O relato tradicional da cristianização da Armênia provém da história armênia atribuída a Agatângelo, que combina fato e lenda.[4][6] De acordo com este relato, no século III o rei armênio, a quem Agatângelo chama de Cosroes, lutou contra a recém-estabelecida dinastia sassânida no Irã; este último procurou destruir os arsácidas armênios como o último remanescente da dinastia parta que eles haviam suplantado. Os sassânidas enviaram um nobre parta chamado Anaco para ganhar a confiança do rei armênio e matá-lo. Anaco conseguiu assassinar Cosroes e a maior parte da família real, mas ele e sua família foram mortos por nobres armênios. Depois disso, o filho de Cosroes, Tiridates, foi levado para viver em Roma, e o filho de Anaque foi levado para Cesareia, na Capadócia, e criado por cristãos, que lhe deram o nome de Gregório.[6]

Mais tarde, Tiridates recuperou o trono armênio com a ajuda romana. Gregório foi para a Armênia para entrar ao serviço de Tiridates, que, seguindo seu suserano romano Diocleciano, perseguiu os cristãos.[2] Depois que Gregório se recusou a sacrificar à deusa Anaíte, o rei prendeu Gregório e o sujeitou a muitas torturas.[7][8] Assim que Tiridates descobriu que Gregório era filho do assassino de seu pai, ele jogou Gregório em um poço profundo chamado Khor Virap, perto de Artaxata, onde permaneceu por treze (ou quinze) anos.[9][10][11] Nesse ínterim, um grupo de freiras cristãs que fugiam do Império Romano foram condenadas à morte por ordem de Tiridates.[10][11] Na história de Agatângelo, Gregório é milagrosamente salvo e retirado da cova depois que a irmã de Tiridates, Cosroviducte, tem uma visão.[2] Gregório então curou o rei, que, escreve Agatângelo, havia sido transformado em um javali por seu comportamento pecaminoso.[2] Tiridates e sua corte aceitaram o cristianismo, tornando a Armênia o primeiro Estado a adotar o cristianismo como religião oficial.[12]

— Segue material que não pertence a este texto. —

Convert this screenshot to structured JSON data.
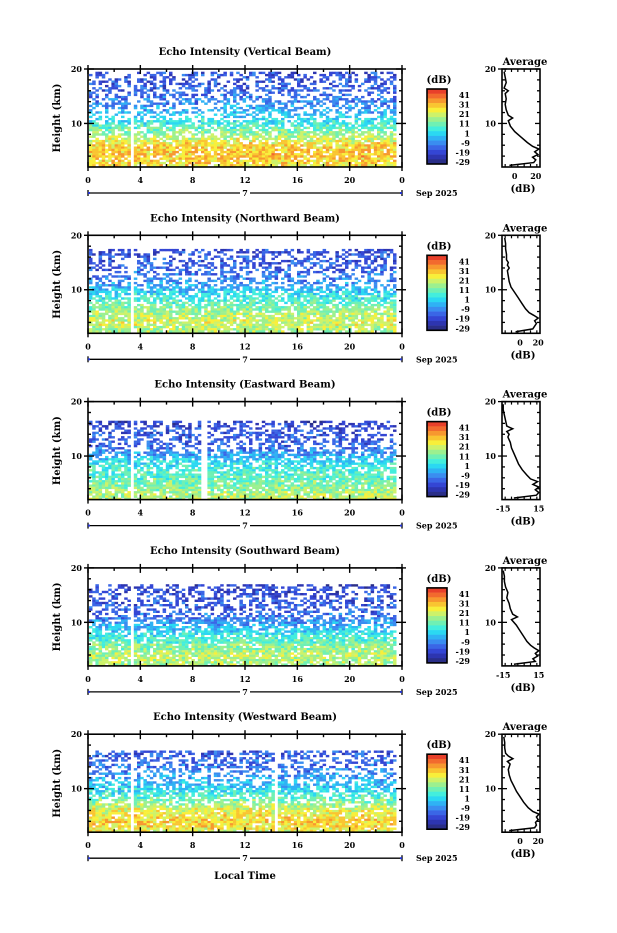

Depois de ser libertado, Gregório pregou a fé cristã na Armênia e ergueu santuários para as freiras mártires Gaiana e Ripsima em Valarsapate em um local que lhe foi indicado em uma visão.[2][nt 3] Valarsapate mais tarde tornou-se o lar da Igreja mãe do cristianismo armênio e, na época medieval, chamada de Echemiazim ("descendência do unigênito") em referência à visão de Gregório.[7][8][nt 4] Gregório, às vezes acompanhado por Tiridates, percorreu a Armênia destruindo templos pagãos, derrotando a resistência armada dos sacerdotes pagãos.[12][13] Gregório foi então para Cesareia com uma comitiva de príncipes armênios e foi consagrado bispo da Armênia por Leôncio de Cesareia.[2] Até a morte de Narses I no final do século IV, os sucessores de Gregório iriam para Cesareia para serem confirmados como bispos da Armênia, e a Armênia permaneceu sob a autoridade titular dos metropolitas de Cesareia.[7][8]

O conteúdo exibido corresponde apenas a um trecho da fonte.